The state of Washington is home to Starbucks, Amazon and Microsoft. It's the birthplace of Jimi Hendrix, Bing Crosby and '90s grunge music.
Washington is the only state named for a U.S. president, and officially entered the union in 1889 as the 42nd state. It's famous for its apples, its mountain ranges - and copious amounts of rainfall (the most it received in a single day was a bit over 14 inches in 1986).
A unique blend of natural beauty (52 percent of the state is forest) creativity and innovation, Washington is a fascinating place. There are so many things to do and see, but here's our list of the 20 coolest things to do in the Evergreen State.
Artist Dale Chihuly has created an amazing variety of stunning glass works that are displayed in an eight-room exhibition hall. Whimsical, beautiful and colorful, they're worth seeing during the day - or at night, when they're illuminated. It's located right by the Space Needle.
It's one of the most distinctive features of the Washington landscape. There are numerous hiking trails, suitable for all levels. The wildflower hikes in spring are especially breathtaking.
Built for the 1962 World's Fair, this iconic observation tower provides some of the best views of Seattle, surrounding mountains and islands off the coast. Elevators whisk you to the top in just 41 seconds, and you can enjoy coffee as you take in the 360-degree view.

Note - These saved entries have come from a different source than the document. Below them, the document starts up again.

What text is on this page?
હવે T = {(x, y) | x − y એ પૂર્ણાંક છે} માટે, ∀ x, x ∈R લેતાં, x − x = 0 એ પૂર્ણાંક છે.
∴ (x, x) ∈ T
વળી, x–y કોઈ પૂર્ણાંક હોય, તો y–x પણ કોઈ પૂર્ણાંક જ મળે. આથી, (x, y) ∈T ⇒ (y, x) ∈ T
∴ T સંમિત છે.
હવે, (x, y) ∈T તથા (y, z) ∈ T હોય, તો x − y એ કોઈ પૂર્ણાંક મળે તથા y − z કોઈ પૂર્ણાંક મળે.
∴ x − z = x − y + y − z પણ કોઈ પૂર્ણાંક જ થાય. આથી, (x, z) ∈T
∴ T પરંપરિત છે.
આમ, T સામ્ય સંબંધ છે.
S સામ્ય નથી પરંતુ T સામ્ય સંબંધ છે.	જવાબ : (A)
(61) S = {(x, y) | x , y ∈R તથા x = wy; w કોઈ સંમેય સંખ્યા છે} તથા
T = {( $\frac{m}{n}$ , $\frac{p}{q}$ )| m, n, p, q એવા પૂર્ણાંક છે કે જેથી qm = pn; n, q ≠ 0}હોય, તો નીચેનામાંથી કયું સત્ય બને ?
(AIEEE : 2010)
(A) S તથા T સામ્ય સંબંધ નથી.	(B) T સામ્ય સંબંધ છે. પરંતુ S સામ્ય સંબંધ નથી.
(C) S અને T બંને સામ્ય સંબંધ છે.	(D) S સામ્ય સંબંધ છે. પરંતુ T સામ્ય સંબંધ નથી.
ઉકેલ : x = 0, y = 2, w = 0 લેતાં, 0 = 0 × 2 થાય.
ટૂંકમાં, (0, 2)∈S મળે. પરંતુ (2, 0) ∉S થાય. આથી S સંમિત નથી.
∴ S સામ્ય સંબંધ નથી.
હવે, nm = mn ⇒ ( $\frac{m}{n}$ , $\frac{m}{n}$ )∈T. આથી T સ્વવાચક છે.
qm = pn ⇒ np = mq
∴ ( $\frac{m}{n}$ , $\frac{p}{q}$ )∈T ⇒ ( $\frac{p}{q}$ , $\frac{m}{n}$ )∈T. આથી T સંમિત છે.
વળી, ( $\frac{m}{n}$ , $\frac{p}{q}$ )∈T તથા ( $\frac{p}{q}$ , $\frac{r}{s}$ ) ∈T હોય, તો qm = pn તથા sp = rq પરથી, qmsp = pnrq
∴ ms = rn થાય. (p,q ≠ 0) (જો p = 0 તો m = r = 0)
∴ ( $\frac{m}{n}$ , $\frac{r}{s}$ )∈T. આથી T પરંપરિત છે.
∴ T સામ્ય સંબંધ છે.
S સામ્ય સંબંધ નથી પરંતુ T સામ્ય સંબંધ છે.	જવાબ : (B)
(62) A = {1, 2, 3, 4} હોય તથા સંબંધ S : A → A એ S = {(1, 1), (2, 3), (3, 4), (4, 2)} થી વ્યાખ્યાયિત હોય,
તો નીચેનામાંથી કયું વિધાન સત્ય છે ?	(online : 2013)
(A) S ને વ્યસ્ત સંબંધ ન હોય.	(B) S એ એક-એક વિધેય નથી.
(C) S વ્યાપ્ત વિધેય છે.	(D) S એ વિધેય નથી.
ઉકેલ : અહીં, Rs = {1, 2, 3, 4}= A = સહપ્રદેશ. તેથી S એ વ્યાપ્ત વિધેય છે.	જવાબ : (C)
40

This fabulous museum honors America's love affair with the automobile. From some of the earliest cars, through muscle cars, sports cars and everything in between, it's a fun way to spend a rainy spring afternoon.
It's worth taking a drive around this gorgeous park, for the variety of scenery: from the Hoh Rain Forest, to the waterfalls of Sol Duc Hot Springs, to dozens of beaches. That's just for starters. There are plenty of places to hike, as well.

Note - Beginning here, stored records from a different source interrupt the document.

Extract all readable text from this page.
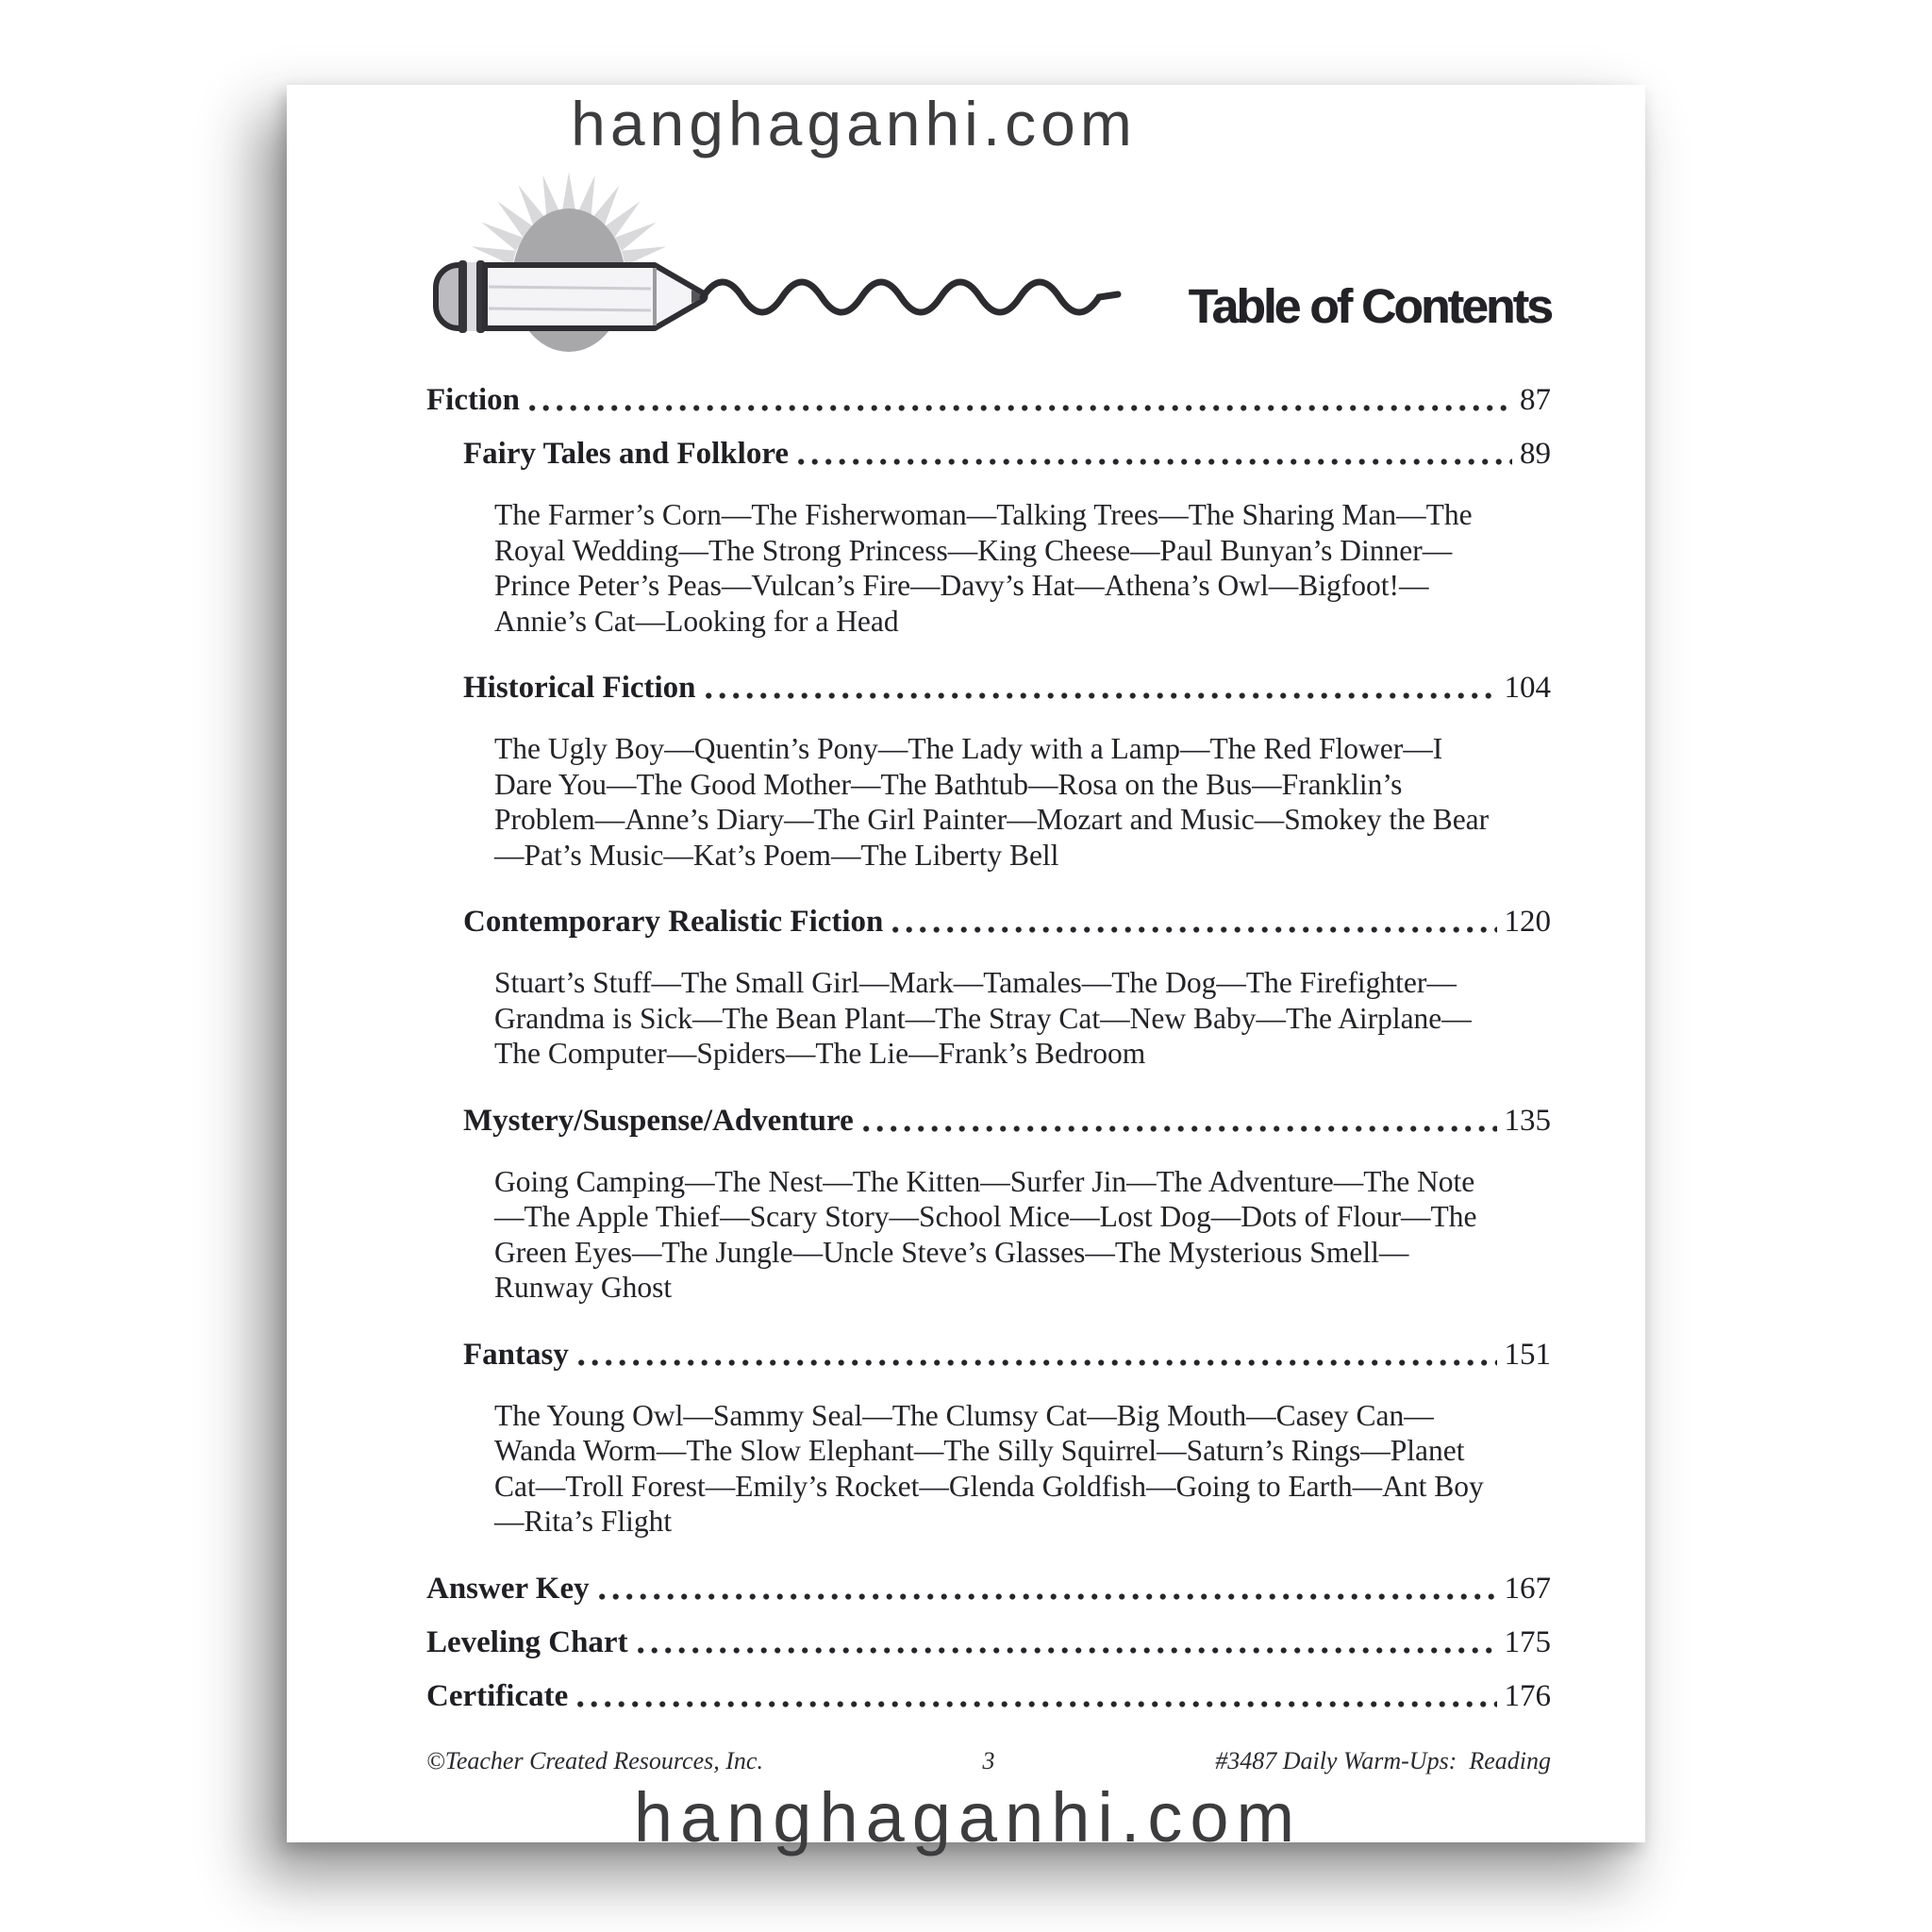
hanghaganhi.com
Table of Contents
Fiction	87
Fairy Tales and Folklore	89

The Farmer’s Corn—The Fisherwoman—Talking Trees—The Sharing Man—The Royal Wedding—The Strong Princess—King Cheese—Paul Bunyan’s Dinner—Prince Peter’s Peas—Vulcan’s Fire—Davy’s Hat—Athena’s Owl—Bigfoot!—Annie’s Cat—Looking for a Head

Historical Fiction	104

The Ugly Boy—Quentin’s Pony—The Lady with a Lamp—The Red Flower—I Dare You—The Good Mother—The Bathtub—Rosa on the Bus—Franklin’s Problem—Anne’s Diary—The Girl Painter—Mozart and Music—Smokey the Bear—Pat’s Music—Kat’s Poem—The Liberty Bell

Contemporary Realistic Fiction	120

Stuart’s Stuff—The Small Girl—Mark—Tamales—The Dog—The Firefighter—Grandma is Sick—The Bean Plant—The Stray Cat—New Baby—The Airplane—The Computer—Spiders—The Lie—Frank’s Bedroom

Mystery/Suspense/Adventure	135

Going Camping—The Nest—The Kitten—Surfer Jin—The Adventure—The Note—The Apple Thief—Scary Story—School Mice—Lost Dog—Dots of Flour—The Green Eyes—The Jungle—Uncle Steve’s Glasses—The Mysterious Smell—Runway Ghost

Fantasy	151

The Young Owl—Sammy Seal—The Clumsy Cat—Big Mouth—Casey Can—Wanda Worm—The Slow Elephant—The Silly Squirrel—Saturn’s Rings—Planet Cat—Troll Forest—Emily’s Rocket—Glenda Goldfish—Going to Earth—Ant Boy—Rita’s Flight

Answer Key	167
Leveling Chart	175
Certificate	176
©Teacher Created Resources, Inc.	3	#3487 Daily Warm-Ups:  Reading
hanghaganhi.com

The Boeing factory holds the distinction of being the world's largest building. You can take a gander at it-and planes in various states of assembly-with their popular Future of Flight tour.
These islands dotting Puget Sound are easily accessible via ferry. You can spend the day exploring art galleries, great restaurants and more - and even spot a whale or two from the shore.
It's known for its epic 1980 explosion, which reduced the peak by 1,300 feet. You need a permit to hike the area, but can get a good look inside the crater via the Johnston Ridge Observatory.
The lush flowerbeds of this popular small garden in Manito Park really pop during the summer. Relax by the waterfall and koi pond - you'll feel instantly more chill.
The area is considered the Lavender Capital of America, and this annual July event allows you to visit some heavenly gardens. Beautiful - and they smell pretty darn good, too.
This Puget Sound island is a hot destination for wine tasting. Take a short ferry ride from Seattle and some great tasting rooms. There are also fantastic restaurants to offset the buzz.
Washington state is famous for its apples (in fact, the apple is the official state fruit) - and there are no shortage of orchards to visit. If you're not into picking your own, you can always enjoy fresh cider (hard and otherwise), or just enjoy some spectacular views.
For over a century, this quirky souvenir shop has been an attraction on Seattle's waterfront. It features things you'll find nowhere else, lots of fun things to look at (like the mummies) and do (like a penny press).
Fans of the offbeat '90s TV show will want to stop into the Salish Lodge & Spa in Snoqualmie, which served as a filming location. Then toddle up the road a bit to Twede's Café in North Bend, which played the role of the "Double R Diner." Have a slice of cherry pie while you're there.
Since 1964, the Washington State Autumn Leaf Festival has celebrated the fall colors with a Bavarian theme, parade and more family-friendly activities.
The Campbells were a prominent family in the Spokane of the early 20th century. Their home is now a museum that gives visitors a taste of life during that era. During the holiday season, things get turned up a notch with elaborate period decorations, actor portrayals - and activities, like baking Christmas cookies with the house chef.
Palouse Falls is Washington's official state waterfall (and they had a lot to choose from). The 198-foot cascade is breathtaking at any time of year, but when it freezes over, it's really something to see.
Since 1949, the Argosy Christmas Ship Cruise has been a holiday tradition. It sails to various waterfront communities on Puget Sound. Bonfires are lit on shore in anticipation of its arrival. On board, there's plenty of seasonal music and activities.
About 100,000 snow geese travel thousands of miles to Port Susan Bay, ostensibly to avoid the bitter temperatures of the Arctic. This annual event is celebrated each February with the Port Susan Snow Goose and Birding Festival, where you can participate in various birdwatching events, seminars, tours and more.
The city of Leavenworth has modeled itself as a real-life Bavarian village. It becomes most popular in the winter, with its Ice Festival. There are live ice carvings with chainsaws, a snowmobile sled pull, ice fishing, snow sculpture contests and more.